The externalized tumor lesion causes a change in the patient's image, which depresses their self-esteem and makes it difficult to perform everyday tasks. Oncological wounds affect patients also because they have a continuous view of their clinical condition, because they still know that their appearance may mean ineffective treatment, incurable disease progression, or even the end of life.15

At the same time, most patients are stigmatized, isolated and emotionally shaken, considerably reducing the chances and prospects of living together in a dignified manner in society.16

"In the beginning, my ex-wife started calling me cancerous, my face would turn into a monster. I was afraid after I became defective, I cried and just listening to her speak. That's when I tried suicide"

"Yeah, with my family a little. Because they, I do not know, seem to pity. With my sister and my children, it has messed up a bit, and I'm kind of like that, I do not play with them like I used to. I get a little away from them. There are people who have prejudice, who do not go near us, who cannot mix with us”

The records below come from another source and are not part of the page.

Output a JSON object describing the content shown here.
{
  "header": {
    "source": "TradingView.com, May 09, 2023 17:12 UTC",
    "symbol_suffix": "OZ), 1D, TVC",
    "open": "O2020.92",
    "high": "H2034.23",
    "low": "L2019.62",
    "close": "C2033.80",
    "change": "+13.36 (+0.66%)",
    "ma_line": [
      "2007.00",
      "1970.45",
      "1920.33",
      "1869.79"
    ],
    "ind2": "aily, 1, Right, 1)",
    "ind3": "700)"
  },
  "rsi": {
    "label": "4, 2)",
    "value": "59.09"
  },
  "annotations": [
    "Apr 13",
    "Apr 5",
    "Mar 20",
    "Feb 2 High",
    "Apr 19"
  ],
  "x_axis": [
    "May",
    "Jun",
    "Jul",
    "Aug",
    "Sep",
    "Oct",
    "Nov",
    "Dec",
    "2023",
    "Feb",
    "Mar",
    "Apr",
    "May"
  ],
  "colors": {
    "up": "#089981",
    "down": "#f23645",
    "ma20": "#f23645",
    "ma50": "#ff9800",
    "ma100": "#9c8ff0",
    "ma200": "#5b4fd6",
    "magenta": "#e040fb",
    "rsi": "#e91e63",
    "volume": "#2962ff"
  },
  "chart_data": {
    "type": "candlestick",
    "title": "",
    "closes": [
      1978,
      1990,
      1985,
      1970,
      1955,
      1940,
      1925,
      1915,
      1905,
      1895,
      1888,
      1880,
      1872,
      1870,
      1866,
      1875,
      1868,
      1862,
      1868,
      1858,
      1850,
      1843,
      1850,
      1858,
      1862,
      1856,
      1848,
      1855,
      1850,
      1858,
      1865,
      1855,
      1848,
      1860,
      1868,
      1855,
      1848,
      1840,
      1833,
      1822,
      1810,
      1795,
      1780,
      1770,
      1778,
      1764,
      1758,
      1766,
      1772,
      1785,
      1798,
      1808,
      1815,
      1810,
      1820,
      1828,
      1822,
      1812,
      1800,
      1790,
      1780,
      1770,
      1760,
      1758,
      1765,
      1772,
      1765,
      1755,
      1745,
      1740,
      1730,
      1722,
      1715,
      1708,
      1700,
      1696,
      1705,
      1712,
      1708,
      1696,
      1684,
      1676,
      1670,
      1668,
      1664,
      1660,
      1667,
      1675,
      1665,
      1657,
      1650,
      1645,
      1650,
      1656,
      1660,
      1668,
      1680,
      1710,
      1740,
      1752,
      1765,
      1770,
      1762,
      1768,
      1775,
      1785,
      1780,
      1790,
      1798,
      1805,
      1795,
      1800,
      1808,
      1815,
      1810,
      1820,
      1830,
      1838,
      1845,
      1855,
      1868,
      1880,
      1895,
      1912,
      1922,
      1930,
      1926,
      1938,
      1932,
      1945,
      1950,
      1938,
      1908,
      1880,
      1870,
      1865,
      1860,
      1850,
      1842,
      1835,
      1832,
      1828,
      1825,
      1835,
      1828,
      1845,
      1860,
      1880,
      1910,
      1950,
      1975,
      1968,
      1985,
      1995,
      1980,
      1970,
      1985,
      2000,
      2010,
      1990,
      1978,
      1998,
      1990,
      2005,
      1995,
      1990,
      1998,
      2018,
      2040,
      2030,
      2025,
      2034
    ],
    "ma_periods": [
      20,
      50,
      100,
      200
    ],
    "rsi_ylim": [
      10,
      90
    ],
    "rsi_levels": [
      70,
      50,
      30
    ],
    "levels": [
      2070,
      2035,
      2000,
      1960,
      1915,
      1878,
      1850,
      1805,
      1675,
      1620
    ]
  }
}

In the daily life of people with wounds there is suffering, and this happens due to doubts and anguishes about the treatment and, mainly, the anxiety in seeing the evolution of the wound for an improvement. From this perspective, it can be seen that for these people a wound may not only be a physical injury, but something that hurts without necessarily needing sensory stimuli, a mark, an irreparable loss, that is, something beyond an incurable disease. It weakens and often incapacitates the human being for various activities, especially those of labor.17

"The little girl messes up, sometimes I think about doing more things, and it comes at a time when I cannot do more things for my children or myself, it bothers me to sit down. I just want to take her"

Satisfy health needs goes back to several interpretations. What can be quality for a given population may be non-quality in other sectors of the population, the coverage of the needs of individuals and the degree of satisfaction that this coverage reaches among individuals. This thinking leads us to a broader view of quality, which depends not only on the type of activity, how it is performed and the resources available, but the subjectivity of how the recipient, that is, the population receiving it, will assess the quality of that activity health service.18–20

Conclusion

The patients participating in the research present different feelings and meanings regarding oncological wounds.

Acknowledgements

Foundation for Research Support of the State of Minas Gerais for the granting of the Scientific Initiation Grant (Probic Fapemig).

Conflict of interest

The authors declare there is no conflict of interest.